As discussed, it's unclear whether this philosophical point poses a pragmatic problem, or any hindrance to the realistic implementation of John's agenda. My intuition is no, but this is a subtle question.[2]
This discussion is very similar to the question of whether agency is observer-dependent. There again I think the correct answer is the intentional stance: an agent is whatever is useful for me to model as intention-driven. And so, since different observers will find different concepts useful (due to their goals or sensors or computational capabilities), different observers will define agency differently.
And as above, this true philosophical point doesn't prohibit the possibility that, in practice, observers who have been shaped enough by learning (and have learned to shape themselves further and improve their abstractions) might agree on which concepts and computations (including agency-related heuristics) are most useful to deal with physical systems under different constraints, because this is a property of physics/math.

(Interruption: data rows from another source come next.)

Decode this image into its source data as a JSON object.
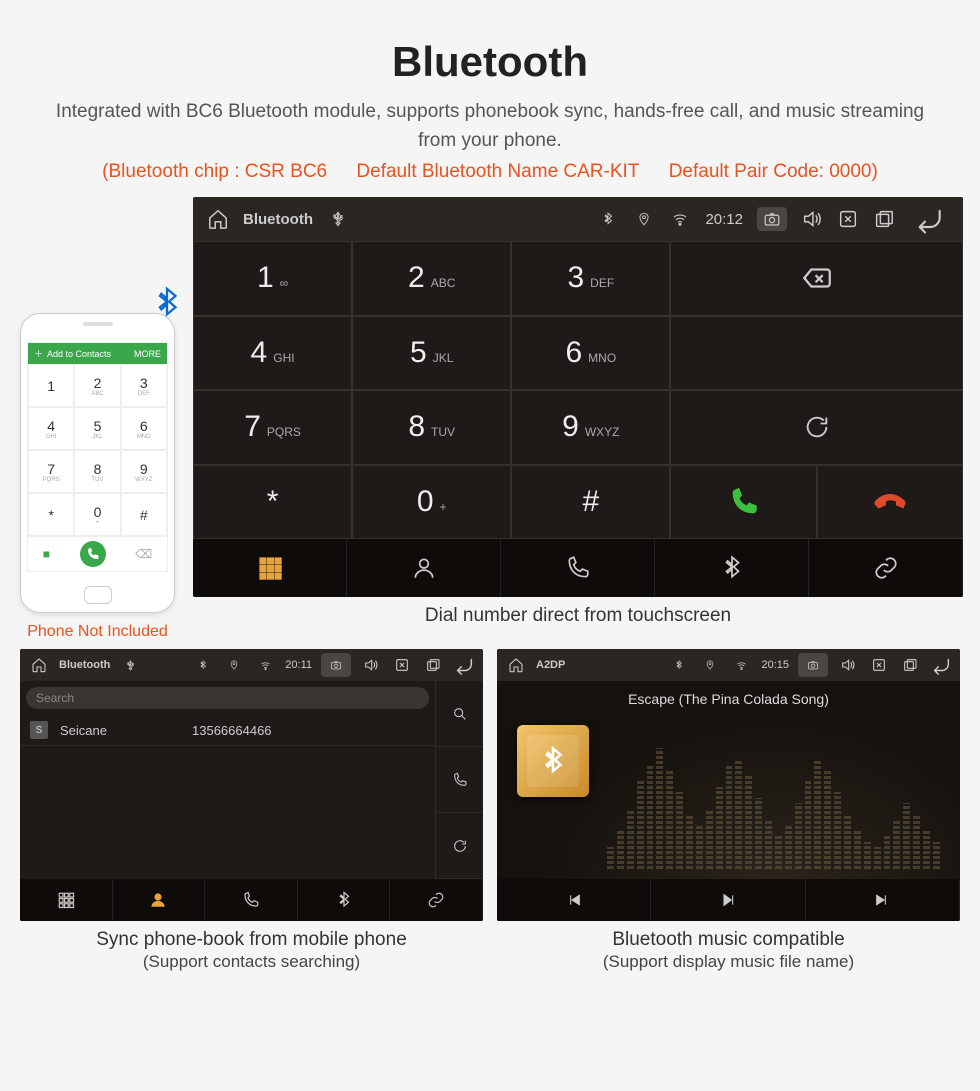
{
  "header": {
    "title": "Bluetooth",
    "description": "Integrated with BC6 Bluetooth module, supports phonebook sync, hands-free call, and music streaming from your phone.",
    "spec_chip": "(Bluetooth chip : CSR BC6",
    "spec_name": "Default Bluetooth Name CAR-KIT",
    "spec_code": "Default Pair Code: 0000)"
  },
  "phone": {
    "label": "Phone Not Included",
    "top_bar": "Add to Contacts",
    "top_right": "MORE",
    "keys": [
      {
        "n": "1",
        "l": ""
      },
      {
        "n": "2",
        "l": "ABC"
      },
      {
        "n": "3",
        "l": "DEF"
      },
      {
        "n": "4",
        "l": "GHI"
      },
      {
        "n": "5",
        "l": "JKL"
      },
      {
        "n": "6",
        "l": "MNO"
      },
      {
        "n": "7",
        "l": "PQRS"
      },
      {
        "n": "8",
        "l": "TUV"
      },
      {
        "n": "9",
        "l": "WXYZ"
      },
      {
        "n": "*",
        "l": ""
      },
      {
        "n": "0",
        "l": "+"
      },
      {
        "n": "#",
        "l": ""
      }
    ]
  },
  "dialer": {
    "statusbar": {
      "title": "Bluetooth",
      "time": "20:12"
    },
    "keys": [
      {
        "n": "1",
        "l": "∞"
      },
      {
        "n": "2",
        "l": "ABC"
      },
      {
        "n": "3",
        "l": "DEF"
      },
      {
        "n": "4",
        "l": "GHI"
      },
      {
        "n": "5",
        "l": "JKL"
      },
      {
        "n": "6",
        "l": "MNO"
      },
      {
        "n": "7",
        "l": "PQRS"
      },
      {
        "n": "8",
        "l": "TUV"
      },
      {
        "n": "9",
        "l": "WXYZ"
      },
      {
        "n": "*",
        "l": ""
      },
      {
        "n": "0",
        "l": "+"
      },
      {
        "n": "#",
        "l": ""
      }
    ],
    "caption": "Dial number direct from touchscreen"
  },
  "contacts": {
    "statusbar": {
      "title": "Bluetooth",
      "time": "20:11"
    },
    "search_placeholder": "Search",
    "rows": [
      {
        "badge": "S",
        "name": "Seicane",
        "number": "13566664466"
      }
    ],
    "caption_line1": "Sync phone-book from mobile phone",
    "caption_line2": "(Support contacts searching)"
  },
  "music": {
    "statusbar": {
      "title": "A2DP",
      "time": "20:15"
    },
    "song": "Escape (The Pina Colada Song)",
    "caption_line1": "Bluetooth music compatible",
    "caption_line2": "(Support display music file name)"
  },
  "icons": {
    "home": "home-icon",
    "usb": "usb-icon",
    "bt": "bluetooth-icon",
    "gps": "location-icon",
    "wifi": "wifi-icon",
    "camera": "camera-icon",
    "volume": "volume-icon",
    "close": "close-box-icon",
    "recent": "recent-apps-icon",
    "back": "back-icon",
    "backspace": "backspace-icon",
    "refresh": "refresh-icon",
    "call": "call-icon",
    "hangup": "hangup-icon",
    "grid": "keypad-icon",
    "person": "contacts-icon",
    "phone": "phone-icon",
    "link": "link-icon",
    "search": "search-icon",
    "prev": "prev-track-icon",
    "play": "play-pause-icon",
    "next": "next-track-icon"
  }
}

Related post: Why does generalization work?
I'm not sure I independently discovered this consideration, maybe a similar one was floating around some Agent Foundations workshop, possibly voiced by Sam Eisenstat. But the way it came up more recently was in my thinking about why generalization works in our universe (post coming soon).
A way to get rid of the observer(and goal)-dependence is by integrating over all observers (and goals) or a subclass of them, thus the new definition of natural abstraction could be "this property of reality is on average a good summary stat for most observers (and goals)" (for some definition of "on average", which would probably be tricky to decide on). But if different observers have quite different natural abstractions, this won't be much useful. So the important question is, quantitatively, how much convergence there is.